Sometimes in IT, you have to get out of your comfort zone and pull ideas from another industry or even another era in time.
I went on this journey recently when reading the memoir of NASA flight director Gene Kranz, “Failure is Not an Option.” Kranz was a key player in America’s manned space program from the early days, and his book includes riveting stories of those famous years. Throughout his memoir, he portrays the sense of optimism and perseverance that came out of those Apollo teams, eventually leading them to great successes, like the moon landing.
The book is very much a mix of aerospace and technology, shedding light on how the technology industries developed in the 1960s and ’70s. It also shows how patterns of the past can help us understand the future, for example why Elon Musk has a passion for Space X and why other entrepreneurs, like Peter Diamandis, want to reinvigorate the space industry with new ways of doing things.
In one of my favorite scenes from the book, Kranz ponders what life is like after you reach an ultimate goal. He writes about how, as the Apollo program wound down, the mission controllers – then in their 20s – struggled with questions of what’s next. “What do you do after you have been to the moon?”
“I knew how they felt,” Kranz writes. “When I won my wings, I believed I would fly fighters forever. When my dream ended, my world folded. So I had to pick myself up and get on with life, and find a new vision. In the process, I took a lucky fork in the road that got me first into flight testing and then into the space program. It was that one-in-a-million chance you take in life that pays off.”

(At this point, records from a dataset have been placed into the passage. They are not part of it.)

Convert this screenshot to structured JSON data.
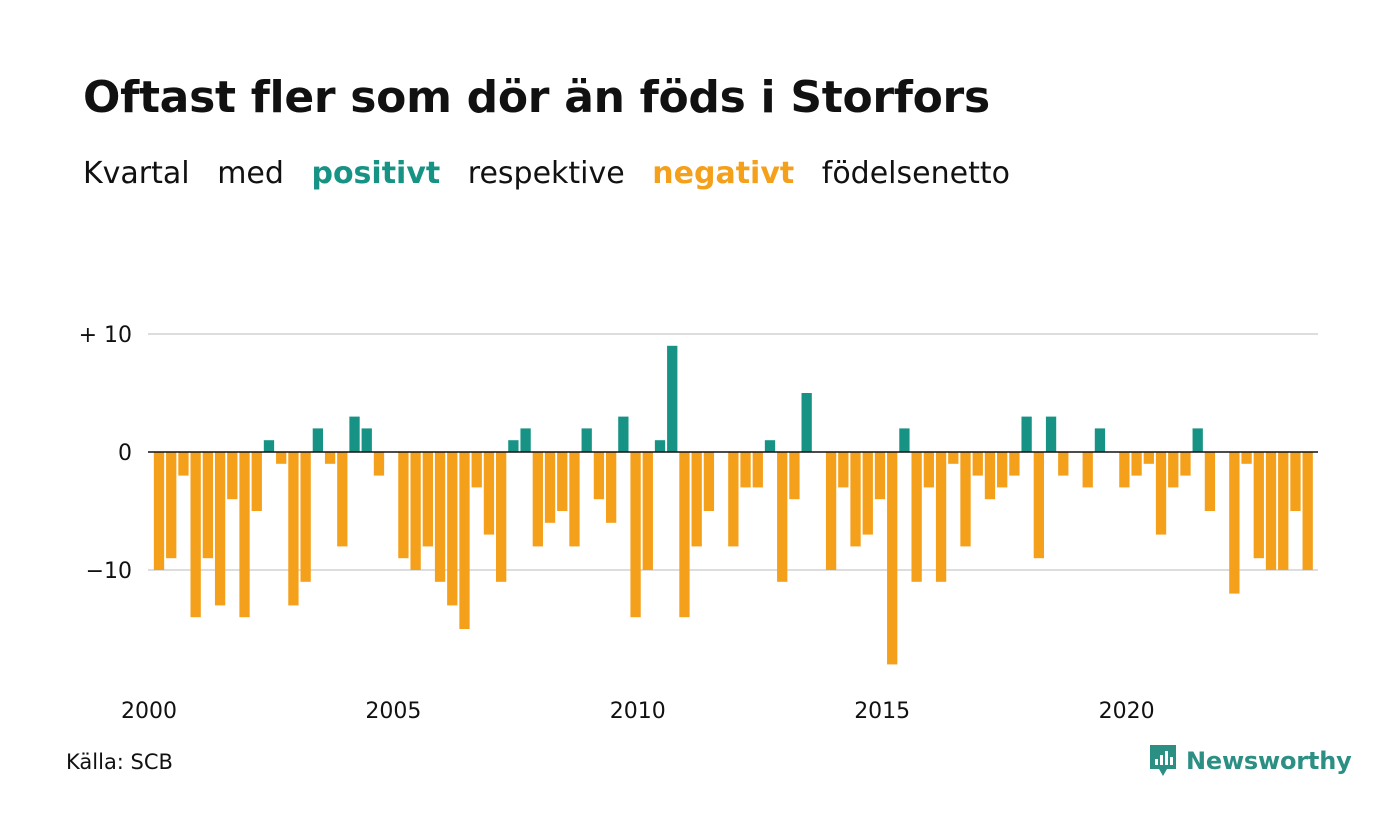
{
  "header": {
    "title": "Oftast fler som dör än föds i Storfors",
    "subtitle": {
      "part1": "Kvartal",
      "part2": "med",
      "positive": "positivt",
      "part3": "respektive",
      "negative": "negativt",
      "part4": "födelsenetto"
    }
  },
  "footer": {
    "source": "Källa: SCB",
    "brand": "Newsworthy",
    "brand_icon": "bar-chart-speech-icon"
  },
  "colors": {
    "positive": "#179386",
    "negative": "#f5a01a",
    "brand": "#2c8f84",
    "grid": "#dddddd",
    "axis": "#111111"
  },
  "chart_data": {
    "type": "bar",
    "xlabel": "",
    "ylabel": "",
    "ylim": [
      -18,
      10
    ],
    "y_ticks": [
      10,
      0,
      -10
    ],
    "y_tick_labels": [
      "+ 10",
      "0",
      "−10"
    ],
    "x_ticks": [
      "2000",
      "2005",
      "2010",
      "2015",
      "2020"
    ],
    "grid": true,
    "legend": "none",
    "start_year": 2000,
    "quarters_per_year": 4,
    "values": [
      -10,
      -9,
      -2,
      -14,
      -9,
      -13,
      -4,
      -14,
      -5,
      1,
      -1,
      -13,
      -11,
      2,
      -1,
      -8,
      3,
      2,
      -2,
      0,
      -9,
      -10,
      -8,
      -11,
      -13,
      -15,
      -3,
      -7,
      -11,
      1,
      2,
      -8,
      -6,
      -5,
      -8,
      2,
      -4,
      -6,
      3,
      -14,
      -10,
      1,
      9,
      -14,
      -8,
      -5,
      0,
      -8,
      -3,
      -3,
      1,
      -11,
      -4,
      5,
      0,
      -10,
      -3,
      -8,
      -7,
      -4,
      -18,
      2,
      -11,
      -3,
      -11,
      -1,
      -8,
      -2,
      -4,
      -3,
      -2,
      3,
      -9,
      3,
      -2,
      0,
      -3,
      2,
      0,
      -3,
      -2,
      -1,
      -7,
      -3,
      -2,
      2,
      -5,
      0,
      -12,
      -1,
      -9,
      -10,
      -10,
      -5,
      -10
    ]
  }
}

I asked a similar question of myself when I was 21 and mapping volcanoes in Hawaii – a dream job, my dream job. How was I going to find a bigger goal, a greater passion than that? I’m sure many of my colleagues in IT have felt this way after implementing a close-to-the-heart solution for an important client or coming to the end of a special project.
Indeed, after every project we deliver to our clients, I go through a period of feeling, “What’s next?” But I have learnt over the years to relish in that gap of the unknown and prepare myself for the opportunities I know lay ahead. As one of my mentors said, use the time to recharge, relearn and regenerate – because it won’t be long until the next opportunity comes your way.
Those one-in-a-million chances Kranz spoke of? They don’t come along very often. And when they do, we have to be ready to grasp them with both hands and make the most of it.
Sometimes after you reach the moon, the best thing you can do is continue to say “yes!”